M. JACQUOT demande si des emplois sont menacés si le projet ne se faisait pas.
Mme GENTET répond que cela n’aura pas d’incidence. L’usine à bitume lui permettra juste de vendre son bitume moins cher.
M. PETIT demande si on connait le montant des investissements de POTHELET pour cette opération.
M. le Maire répond qu’il l’ignore. Il ajoute qu’il y a un effet d’aubaine pour la société POTHELET avec le projet berges de Marne et les travaux du Jard qui génèrent énormément de matériaux à recycler.
M. JACQUOT demande si la cheminée sera la même que celle qui crache noir à Saint Martin sur le Pré.
M. PERTIN explique qu’il existe des centrales en continu. Celle qui est projetée ne devrait pas fonctionner en continu.
Mme GENTET indique que ce que POTHELET a dit est que la centrale allait fonctionner 4H00 par jour, 6 jours sur 7, parfois le week-end et de temps en temps la nuit.

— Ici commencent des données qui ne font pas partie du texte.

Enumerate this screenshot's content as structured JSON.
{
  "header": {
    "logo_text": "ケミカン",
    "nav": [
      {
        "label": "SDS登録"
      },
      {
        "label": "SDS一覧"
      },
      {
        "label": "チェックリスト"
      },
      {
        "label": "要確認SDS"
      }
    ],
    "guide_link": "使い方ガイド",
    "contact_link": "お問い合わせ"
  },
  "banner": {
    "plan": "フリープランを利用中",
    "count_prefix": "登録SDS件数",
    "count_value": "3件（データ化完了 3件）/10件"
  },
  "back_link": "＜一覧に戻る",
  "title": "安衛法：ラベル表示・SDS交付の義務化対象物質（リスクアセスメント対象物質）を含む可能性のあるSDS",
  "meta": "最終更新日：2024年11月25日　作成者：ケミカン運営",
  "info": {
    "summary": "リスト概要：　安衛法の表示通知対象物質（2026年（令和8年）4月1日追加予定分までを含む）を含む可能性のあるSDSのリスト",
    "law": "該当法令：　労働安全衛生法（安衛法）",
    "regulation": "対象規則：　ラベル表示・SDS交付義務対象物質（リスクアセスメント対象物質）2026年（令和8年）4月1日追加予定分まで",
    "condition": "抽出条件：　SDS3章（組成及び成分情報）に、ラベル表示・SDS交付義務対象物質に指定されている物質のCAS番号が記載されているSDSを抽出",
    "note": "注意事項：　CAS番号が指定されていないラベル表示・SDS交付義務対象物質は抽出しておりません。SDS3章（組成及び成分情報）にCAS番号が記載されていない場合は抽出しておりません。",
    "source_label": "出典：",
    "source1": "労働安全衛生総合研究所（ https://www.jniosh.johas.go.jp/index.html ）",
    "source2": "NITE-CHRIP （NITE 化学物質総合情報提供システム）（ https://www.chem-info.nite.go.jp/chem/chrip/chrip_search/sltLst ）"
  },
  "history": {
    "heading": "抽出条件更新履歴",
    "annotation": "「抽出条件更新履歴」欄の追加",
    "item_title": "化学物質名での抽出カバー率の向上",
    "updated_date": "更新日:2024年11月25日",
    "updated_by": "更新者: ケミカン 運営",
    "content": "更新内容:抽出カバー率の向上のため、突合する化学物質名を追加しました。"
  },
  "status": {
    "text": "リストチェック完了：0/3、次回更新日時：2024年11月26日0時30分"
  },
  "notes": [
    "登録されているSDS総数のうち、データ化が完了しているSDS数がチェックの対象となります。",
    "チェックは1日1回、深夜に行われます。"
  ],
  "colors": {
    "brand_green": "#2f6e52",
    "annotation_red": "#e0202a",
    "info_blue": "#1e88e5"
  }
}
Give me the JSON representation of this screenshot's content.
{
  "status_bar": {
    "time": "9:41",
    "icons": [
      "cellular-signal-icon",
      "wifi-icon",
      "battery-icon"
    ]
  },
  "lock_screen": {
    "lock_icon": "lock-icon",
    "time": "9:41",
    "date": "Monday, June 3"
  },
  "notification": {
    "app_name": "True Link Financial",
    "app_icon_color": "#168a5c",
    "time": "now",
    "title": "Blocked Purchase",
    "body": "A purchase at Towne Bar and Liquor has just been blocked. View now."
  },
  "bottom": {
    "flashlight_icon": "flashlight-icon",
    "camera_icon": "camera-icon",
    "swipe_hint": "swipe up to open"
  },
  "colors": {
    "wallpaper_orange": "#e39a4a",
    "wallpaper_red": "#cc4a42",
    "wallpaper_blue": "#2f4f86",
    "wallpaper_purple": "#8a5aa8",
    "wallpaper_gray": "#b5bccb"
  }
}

Mme CALLOT précise que des dérogations sont mentionnées dans le dossier, des périodes pendant lesquelles l’activité pourrait être plus conséquente.

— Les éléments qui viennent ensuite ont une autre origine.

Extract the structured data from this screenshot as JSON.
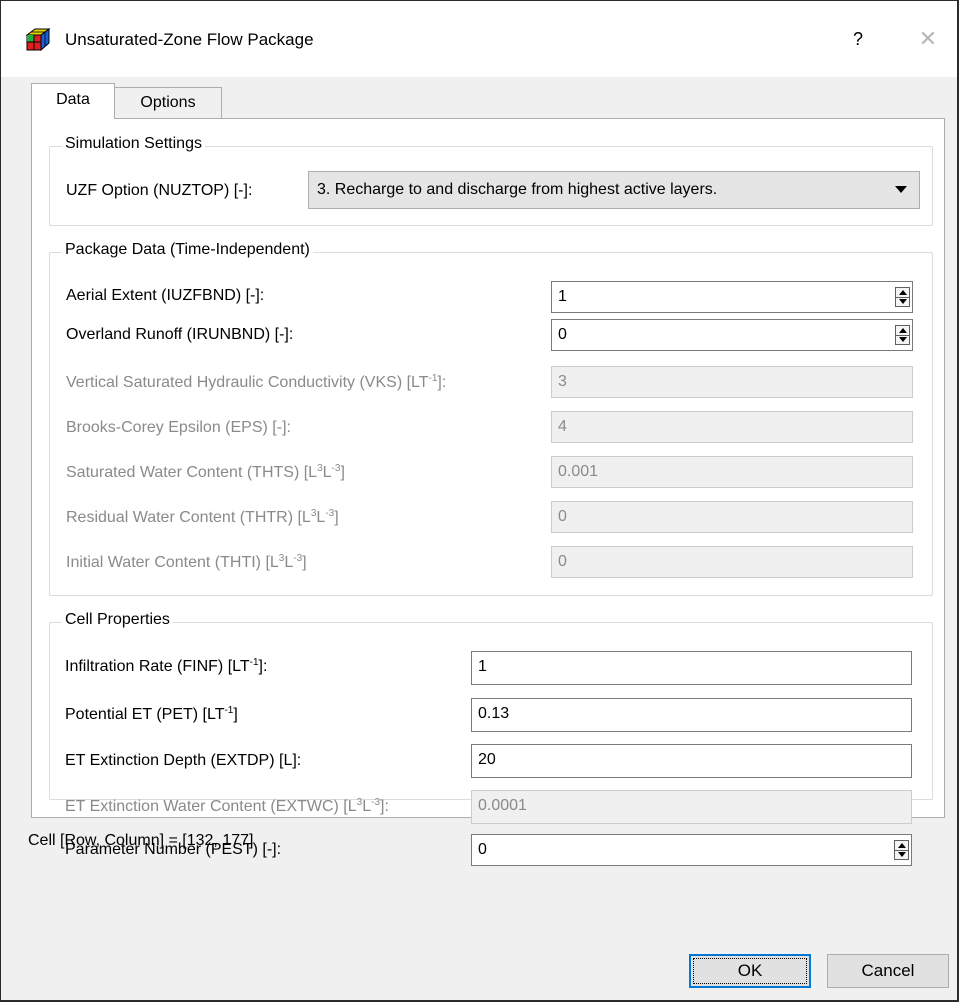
{
  "window": {
    "title": "Unsaturated-Zone Flow Package",
    "help_label": "?",
    "close_label": "✕"
  },
  "tabs": [
    {
      "label": "Data",
      "selected": true
    },
    {
      "label": "Options",
      "selected": false
    }
  ],
  "simulation_settings": {
    "title": "Simulation Settings",
    "uzf_option_label": "UZF Option (NUZTOP) [-]:",
    "uzf_option_value": "3. Recharge to and discharge from highest active layers."
  },
  "package_data": {
    "title": "Package Data (Time-Independent)",
    "aerial_extent": {
      "label": "Aerial Extent (IUZFBND) [-]:",
      "value": "1"
    },
    "overland_runoff": {
      "label": "Overland Runoff (IRUNBND) [-]:",
      "value": "0"
    },
    "vks": {
      "label_pre": "Vertical Saturated Hydraulic Conductivity (VKS) [LT",
      "label_sup": "-1",
      "label_post": "]:",
      "value": "3"
    },
    "eps": {
      "label": "Brooks-Corey Epsilon (EPS) [-]:",
      "value": "4"
    },
    "thts": {
      "label_pre": "Saturated Water Content (THTS) [L",
      "sup1": "3",
      "label_mid": "L",
      "sup2": "-3",
      "label_post": "]",
      "value": "0.001"
    },
    "thtr": {
      "label_pre": "Residual Water Content (THTR) [L",
      "sup1": "3",
      "label_mid": "L",
      "sup2": "-3",
      "label_post": "]",
      "value": "0"
    },
    "thti": {
      "label_pre": "Initial Water Content (THTI) [L",
      "sup1": "3",
      "label_mid": "L",
      "sup2": "-3",
      "label_post": "]",
      "value": "0"
    }
  },
  "cell_properties": {
    "title": "Cell Properties",
    "finf": {
      "label_pre": "Infiltration Rate (FINF) [LT",
      "label_sup": "-1",
      "label_post": "]:",
      "value": "1"
    },
    "pet": {
      "label_pre": "Potential ET (PET) [LT",
      "label_sup": "-1",
      "label_post": "]",
      "value": "0.13"
    },
    "extdp": {
      "label": "ET Extinction Depth (EXTDP) [L]:",
      "value": "20"
    },
    "extwc": {
      "label_pre": "ET Extinction Water Content (EXTWC) [L",
      "sup1": "3",
      "label_mid": "L",
      "sup2": "-3",
      "label_post": "]:",
      "value": "0.0001"
    },
    "pest": {
      "label": "Parameter Number (PEST) [-]:",
      "value": "0"
    }
  },
  "status": "Cell [Row, Column] = [132, 177]",
  "buttons": {
    "ok": "OK",
    "cancel": "Cancel"
  }
}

M. le Maire ajoute que les entreprises ne sont pas philanthropes. Si elle a des commandes, elle produira en conséquence.
M. PERTIN précise que le bitume ne se conserve pas et qu’il faut donc qu’il soit livré aussitôt produit.
M. JACQUOT demande si un autre terrain avait été envisagé.
Mme WARIS indique que cela pose un problème écologique que grande ampleur.
M. CHALEROUX s’interroge sur la légitimité des élus, qui ne sont pas des experts, à donner leur avis sur des sujets comme ceux-là.Mme GENTET explique qu’il y a eu plusieurs réunions très intéressantes qui ont permis de se faire une opinion.
M. PERTIN demande si POTHELET était invité à ces réunions.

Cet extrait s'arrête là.